Sometimes it can help to tell the local time it is using the Sun. The relative behavior of the Sun and the tilted Earth over the cycle of the year (called the declination) defines our Solstices and Equinoxes, and the transit of the Sun across the surface of Earth each hour defines our Standard Meridians (15 degrees apart each), while the arc of the Sun across our sky dome conveys time at the local level. If we apply the technology of a gnomon and apply our local solar vernacular to read the shadows, voila, we have a solar clock!

Today I visited the H. O. Botanical Gardens of the Penn State Arboretum, a fabulously beautiful space to walk about on a sunny pre-Summer Solstice day! This image shows a large installation piece, the Joel N. Myers Sun Dial, with a gnomon standing 9 feet tall. The gnomon is the vertical part of a sundial which casts a shadow onto the ground and permits us to tell solar time (defined by solar noon occurring when the arc of the sun reaches its daily maximum in the sky dome). On the day of June 21, in the Northern Hemisphere, the shadows will be the shortest of the year, and the day will be the longest–fifteen hours and three minutes long in State College, PA (no 12-hour days up North in the the Summer)! And on this particular Solstice of 2016, there will be a full moon associated with the day (relevant Slate article –credit: Phil Plait). Lots of fun in the sky these days, and wonderful solar ecology happening down here in the gardens at Penn State!

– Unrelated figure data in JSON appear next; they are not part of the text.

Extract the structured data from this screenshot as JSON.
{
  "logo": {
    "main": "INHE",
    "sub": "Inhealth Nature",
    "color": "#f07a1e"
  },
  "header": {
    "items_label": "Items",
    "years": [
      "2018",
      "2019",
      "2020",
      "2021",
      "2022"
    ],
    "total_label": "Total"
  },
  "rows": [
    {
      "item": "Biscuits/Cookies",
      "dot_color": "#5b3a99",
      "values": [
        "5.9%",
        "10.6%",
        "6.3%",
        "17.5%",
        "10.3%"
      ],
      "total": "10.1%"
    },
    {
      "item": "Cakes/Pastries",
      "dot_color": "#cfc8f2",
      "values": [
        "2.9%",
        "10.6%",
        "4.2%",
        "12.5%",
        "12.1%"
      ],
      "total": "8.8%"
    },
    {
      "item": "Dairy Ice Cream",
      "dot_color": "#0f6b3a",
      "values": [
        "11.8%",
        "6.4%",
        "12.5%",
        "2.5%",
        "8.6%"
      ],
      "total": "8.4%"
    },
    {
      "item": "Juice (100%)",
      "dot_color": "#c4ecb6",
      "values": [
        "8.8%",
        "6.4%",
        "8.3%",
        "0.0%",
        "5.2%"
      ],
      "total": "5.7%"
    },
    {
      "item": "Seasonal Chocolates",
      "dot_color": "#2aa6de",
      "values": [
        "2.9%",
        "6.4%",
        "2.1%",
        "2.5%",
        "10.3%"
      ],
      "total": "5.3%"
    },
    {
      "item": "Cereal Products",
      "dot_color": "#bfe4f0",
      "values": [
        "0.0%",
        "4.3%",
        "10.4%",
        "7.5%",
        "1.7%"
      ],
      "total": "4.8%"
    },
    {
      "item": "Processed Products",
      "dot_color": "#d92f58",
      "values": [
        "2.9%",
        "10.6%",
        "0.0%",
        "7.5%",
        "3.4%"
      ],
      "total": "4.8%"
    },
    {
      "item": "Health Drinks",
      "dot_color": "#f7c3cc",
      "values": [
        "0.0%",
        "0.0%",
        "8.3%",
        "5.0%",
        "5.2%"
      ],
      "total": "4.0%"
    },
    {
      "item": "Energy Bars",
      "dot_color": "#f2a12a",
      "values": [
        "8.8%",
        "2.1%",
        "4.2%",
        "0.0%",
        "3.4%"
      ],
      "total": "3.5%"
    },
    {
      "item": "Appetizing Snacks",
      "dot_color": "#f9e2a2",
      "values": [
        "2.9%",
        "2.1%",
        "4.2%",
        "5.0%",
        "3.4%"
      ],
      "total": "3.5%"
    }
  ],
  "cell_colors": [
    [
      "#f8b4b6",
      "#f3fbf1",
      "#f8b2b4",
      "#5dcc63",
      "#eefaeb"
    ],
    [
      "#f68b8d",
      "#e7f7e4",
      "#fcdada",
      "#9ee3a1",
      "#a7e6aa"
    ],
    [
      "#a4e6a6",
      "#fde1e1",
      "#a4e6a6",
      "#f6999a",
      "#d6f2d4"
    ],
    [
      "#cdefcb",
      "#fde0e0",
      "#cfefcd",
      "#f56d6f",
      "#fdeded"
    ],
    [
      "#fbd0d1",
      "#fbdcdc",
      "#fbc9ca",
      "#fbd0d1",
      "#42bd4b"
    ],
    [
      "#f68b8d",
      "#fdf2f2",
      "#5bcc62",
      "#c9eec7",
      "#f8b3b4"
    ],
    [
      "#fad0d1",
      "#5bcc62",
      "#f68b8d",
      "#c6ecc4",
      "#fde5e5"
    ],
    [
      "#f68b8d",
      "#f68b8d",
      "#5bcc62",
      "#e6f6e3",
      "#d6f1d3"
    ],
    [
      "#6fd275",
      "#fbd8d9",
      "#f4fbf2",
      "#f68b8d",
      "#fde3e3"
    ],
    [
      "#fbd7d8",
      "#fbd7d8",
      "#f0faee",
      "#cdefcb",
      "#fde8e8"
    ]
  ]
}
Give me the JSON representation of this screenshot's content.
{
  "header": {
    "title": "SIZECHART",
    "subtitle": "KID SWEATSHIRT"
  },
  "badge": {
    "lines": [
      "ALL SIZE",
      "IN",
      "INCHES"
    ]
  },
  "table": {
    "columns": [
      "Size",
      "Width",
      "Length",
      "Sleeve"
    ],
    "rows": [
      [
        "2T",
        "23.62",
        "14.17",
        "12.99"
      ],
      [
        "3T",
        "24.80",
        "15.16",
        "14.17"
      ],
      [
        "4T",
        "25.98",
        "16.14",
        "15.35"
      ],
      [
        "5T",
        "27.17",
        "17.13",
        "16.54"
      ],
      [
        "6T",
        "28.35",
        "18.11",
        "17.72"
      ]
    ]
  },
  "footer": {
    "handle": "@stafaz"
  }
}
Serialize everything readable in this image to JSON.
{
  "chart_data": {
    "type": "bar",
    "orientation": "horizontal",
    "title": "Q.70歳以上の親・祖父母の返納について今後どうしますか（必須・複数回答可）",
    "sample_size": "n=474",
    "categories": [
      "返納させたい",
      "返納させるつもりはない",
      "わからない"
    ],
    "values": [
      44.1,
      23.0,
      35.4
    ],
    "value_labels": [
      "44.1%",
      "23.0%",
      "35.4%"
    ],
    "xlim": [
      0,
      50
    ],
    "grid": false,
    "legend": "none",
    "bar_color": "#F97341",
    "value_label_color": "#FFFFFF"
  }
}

#SolarEcology embedded in our measures of #time. Big gnomon/sun dial .@PSUarboretum

A photo posted by Jeffrey Brownson (@heliotactic) on

From the Special Attractions description:

The Joel N. Myers Sundial in The Arboretum at Penn State is a landscape-scale, granite sculpture that serves as a functionally accurate timepiece and artistic attraction. Created by sculptor Mark Mennin in 2011, the sculpture consists of 25 large, custom-shaped “digit” stones and a 9-foot high “gnomon.” The upper edge of the gnomon casts the shadow that is used to tell time. Hours are indicated by variously colored inlays in the stones. While everyone can enjoy the artistry of the Myers Sundial, the functionality of the timepiece introduces a complexity that requires explanation. Detailed directions for reading the sundial are provided in an interpretive sign next to the sundial and a brochure available in the H.O. Smith Botanic Gardens.

This custom-made sundial was made possible by a gift from 1961 Penn State alumnus, Dr. Joel N. Myers, founder of AccuWeather.

Location: Joan Milius Smith Esplanade

For more detailed information on the distinction between solar time and watch time, please visit our Open Educational Resource for Solar Resource Assessment and Economics: Solar Time and Watch Time.

Yes, sometimes you need to know what time it is using the Sun. In fact, sometimes it is incredibly rewarding to be aware that time and space itself were shaped by the movement of the Sun across the hours, days, and months. For a full description of the role of the Sun, time, and the role of Longitude (and great summer reading), I highly recommend checking out Longitude: The True Story of a Lone Genius Who Solved the Greatest Scientific Problem of His Time by Dava Sobel. For the history of sundials and gnomons used in China over 6,000 years ago, I also highly recommend reading Let It Shine: The 6,000-Year Story of Solar Energy by my friend and colleague Jon Perlin.